Judge Engelhardt also responded to the administration’s dubious ethics. OSHA claimed it received power to impose vaccinate mandates from an emergency shortcut designed for immediate workplace threats from previously unknown chemicals and similar substances. Judge Engelhardt noted that:
- This “emergency” had endured for nearly two years. When the administration finally decided to act, it took two months to do so. Obviously, the administration really didn’t believe there was an emergency. It merely said so to defend its overreach.
- “[C]ourts and the Agency have agreed for generations” that the emergency shortcut had to be “delicately exercised.” But “the Mandate is a one-size-fits-all sledgehammer that makes hardly any attempt to account for differences in workplaces (and workers) that have more than a little bearing on workers’ varying degrees of susceptibility to the supposedly ‘grave danger’ the Mandate purports to address.”
- OSHA previously had conceded it had no such authority.
- The “sledgehammer” was both “underinclusive” and “staggeringly overbroad,” violating yet another requirement of the statute.
Judge Engelhardt finished with these words:
“The Constitution vests a limited legislative power in Congress.

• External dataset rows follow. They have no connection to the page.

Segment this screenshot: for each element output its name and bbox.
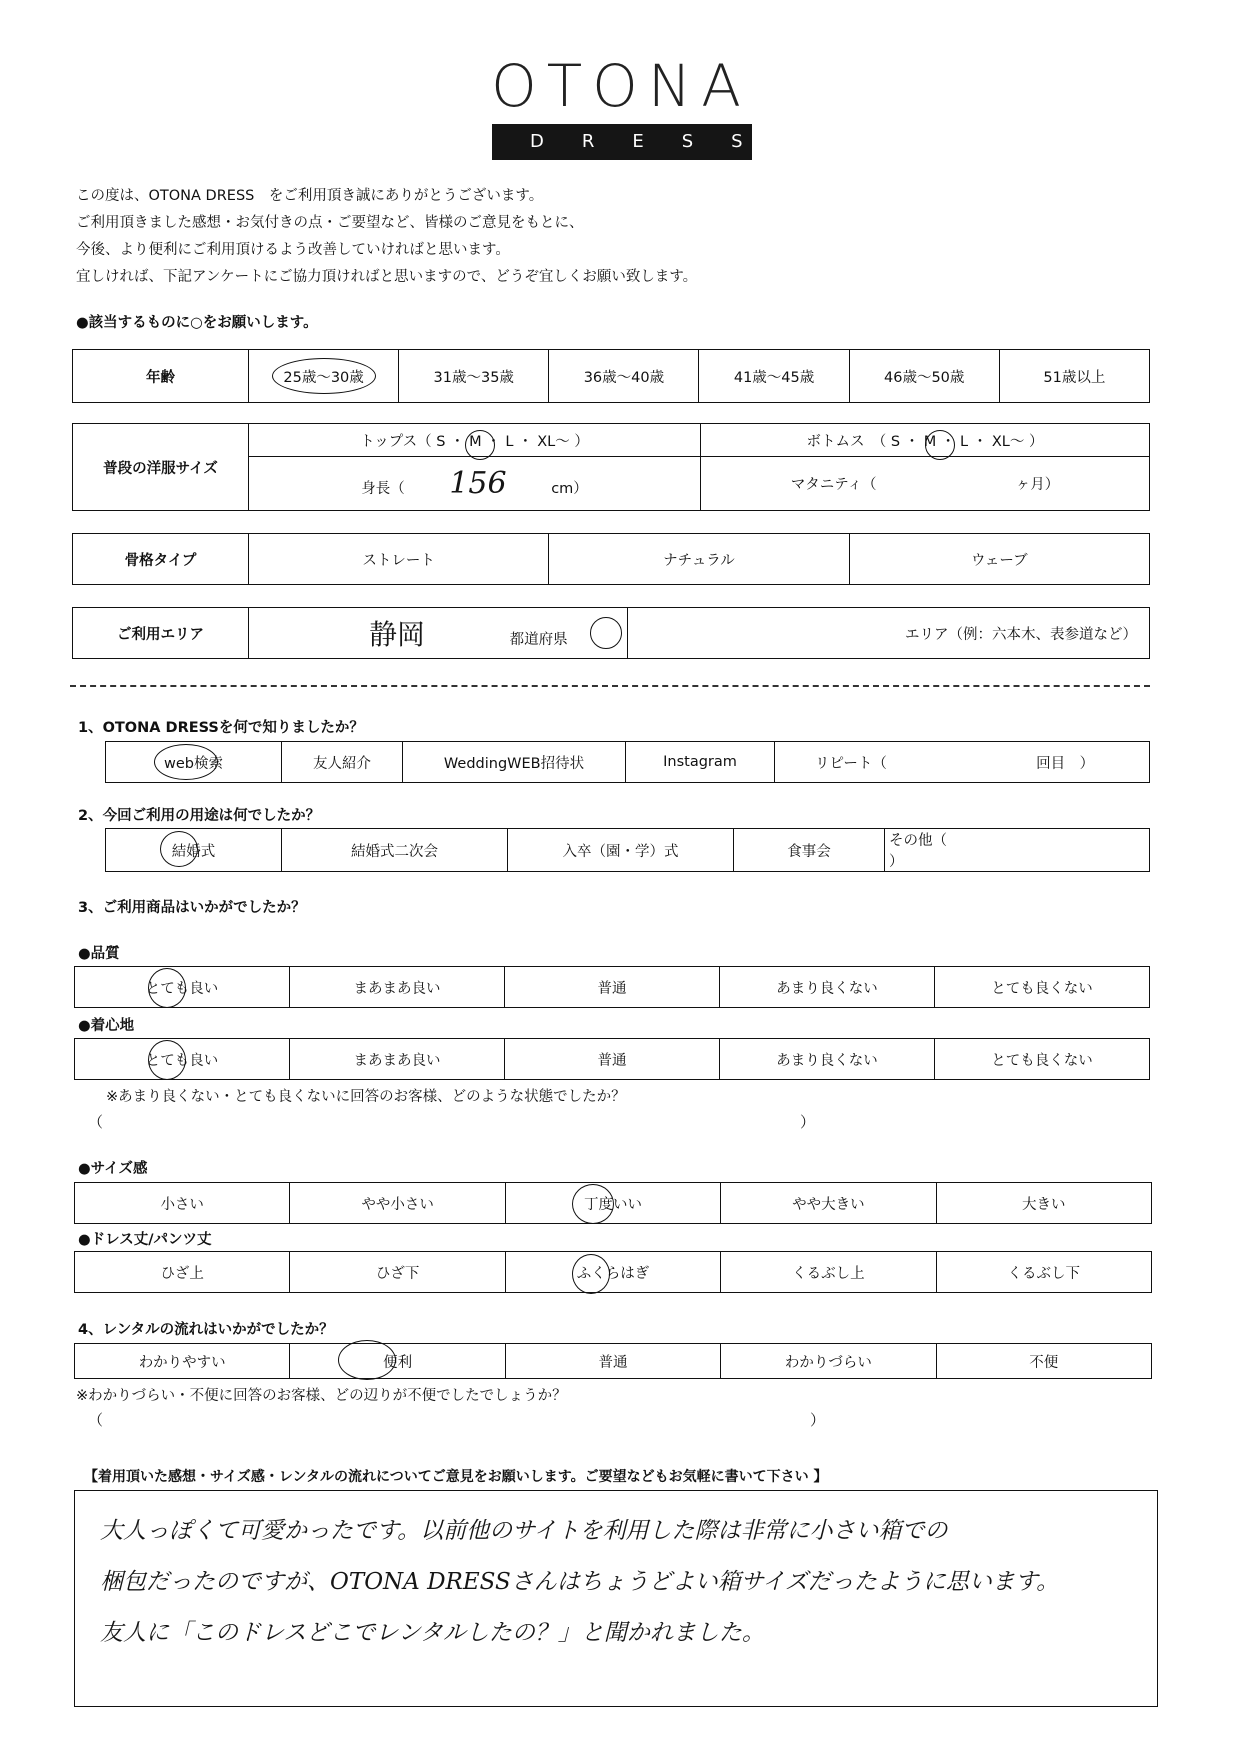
height-value: 156	[449, 466, 507, 501]
comfort-table	[74, 1038, 1150, 1080]
age-option[interactable]: 41歳〜45歳	[699, 350, 849, 403]
comment-line: 梱包だったのですが、OTONA DRESSさんはちょうどよい箱サイズだったように思います。	[100, 1569, 1060, 1595]
q4-note-open: （	[88, 1411, 104, 1429]
quality-table	[74, 966, 1150, 1008]
frame-label: 骨格タイプ	[73, 534, 249, 585]
q4-note: ※わかりづらい・不便に回答のお客様、どの辺りが不便でしたでしょうか？	[76, 1388, 567, 1404]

For more than a century, Congress has routinely used this power to delegate policymaking specifics and technical details to executive agencies charged with effectuating policy principles Congress lays down. … But health agencies do not make housing policy, and occupational safety administrations do not make health policy. Cf. Ala. Ass’n of Realtors …. In seeking to do so here, OSHA runs afoul of the statute from which it draws its power and, likely, violates the constitutional structure that safeguards our collective liberty.”
These cases are extraordinary slap-downs of a sitting president. The slap downs are extraordinary not merely because the president lost, but because so many judges felt the need to highlight the Biden administration’s dishonesty and contempt for the rule of law.